Almost 70 percent of patients given ketamine for treatment-resistant depression report that it helps, says anesthesiologist Dr. Bill Code, who administers ketamine to treat depression and chronic pain in his practice and is on the regional advisory committee of Royal College of Physicians and Surgeons of Canada. Ketamine is believed to increase transmission of the crucial neurotransmitter glutamate in the brain, Code explains. It also may help synapses — the points of connection between brain cells — regrow.
“The modern concept of depression is reduced brain connections often precipitated by major stress and cortisol production within the body,” Code says. So, restoring those connections may be key to alleviating depression. Similar to what Saint Thomas experienced, ketamine researchers have described it as “stabilizing the brain in a well state.” Ketamine also activates the opiate receptors, which could lead to anxiety reduction, Mahjoubi says.
It’s very fast-acting, he says, so people usually see improvements in their mental health within a few days or weeks. SSRIs, a popular antidepressant class that include Prozac, take weeks to activate your G-proteins — chemical switches that transmit signals from outside stimuli to inside brain cells — while ketamine can take minutes, says Dr. John Huber, a forensic psychologist who has overseen ketamine trials. “People with large numbers of G-proteins report being depressed,” he explains.

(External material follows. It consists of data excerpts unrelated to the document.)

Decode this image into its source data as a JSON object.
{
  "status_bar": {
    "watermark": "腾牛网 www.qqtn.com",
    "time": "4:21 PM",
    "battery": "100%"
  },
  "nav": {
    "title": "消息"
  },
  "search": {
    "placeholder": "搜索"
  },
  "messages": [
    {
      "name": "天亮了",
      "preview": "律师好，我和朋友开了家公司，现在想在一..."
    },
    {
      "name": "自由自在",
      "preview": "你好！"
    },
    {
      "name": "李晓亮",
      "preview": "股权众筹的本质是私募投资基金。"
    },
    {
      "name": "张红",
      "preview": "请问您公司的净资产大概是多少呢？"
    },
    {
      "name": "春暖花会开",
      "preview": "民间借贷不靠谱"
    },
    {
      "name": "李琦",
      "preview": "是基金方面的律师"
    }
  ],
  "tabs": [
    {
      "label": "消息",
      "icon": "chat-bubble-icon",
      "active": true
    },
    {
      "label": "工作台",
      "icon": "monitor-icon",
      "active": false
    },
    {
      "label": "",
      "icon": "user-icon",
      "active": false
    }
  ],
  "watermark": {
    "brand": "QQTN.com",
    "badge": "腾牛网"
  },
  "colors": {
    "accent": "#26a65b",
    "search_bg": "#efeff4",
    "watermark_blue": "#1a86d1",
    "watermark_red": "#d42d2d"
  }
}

On the psychological level, Ketamine has a number of effects that can lead to alleviation of depression, including meaningful realizations, decreased anxiety and negative thinking, increased energy, and easier processing of past trauma, says Mahjoubi. He describes it as a “deep therapy session with oneself.”
What are the risks?
When used recreationally, without the ability to carefully control the dose or be sure that there’s nothing else mixed in with the drug, ketamine can cause cognitive impairment, an inability to control your body known as a “K-hole,” and, in the case of severe overdose, respiratory and cardiac problems. If abused repeatedly, it can lead to bladder and kidney issues. If ketamine is used under the supervision of a doctor, the risks are lower, says Mahjoubi. He sometimes sees people experience nausea or headaches, which he treats with anti-nausea and anti-headache medication.
Ketamine use needs to be carefully supervised because it can increase blood pressure in the heart and brain, says Dr. Soyona Rafatjah, medical director and co-founder at the primary care and integrative medicine private practice PrimeHealth. “There is potential for overdosing when used recreationally,” she says. “Therefore, it should be used therapeutically with great caution in those with increased risk of substance abuse.”
Saint Thomas remembers feeling woozy and says she wouldn’t drive after getting a ketamine infusion. Otherwise, though, “the infusions themselves are fun,” she says. Fortunately, she experienced a calmer and more improved mood without any major side effects.
Is it legal?
While recreational use of ketamine is illegal, as the FDA deems it a schedule III substance, it is legal for doctors to administer it to patients in a clinical setting. It hasn’t yet made it to the mainstream, but there are several ketamine clinics throughout the country. Ketamine IV infusions are an “off-label” treatment, which means the FDA hasn’t approved them, but they’re not forbidden either, Code explains.
There’s another ketamine treatment that gained FDA approval for alleviating treatment-resistant depression in March. It’s a prescription nasal spray containing a form of ketamine called esketamine that is meant to be used only at a doctor’s office or clinic. However, since this method is very new, most ketamine clinics are using IVs to administer the drug, says Code.
If you’re interested in using ketamine for depression, Code advises looking for a qualified physician who has experience with ketamine therapy. Make sure the clinician knows about your medication use and psychiatric history so that they can minimize the treatment’s risks.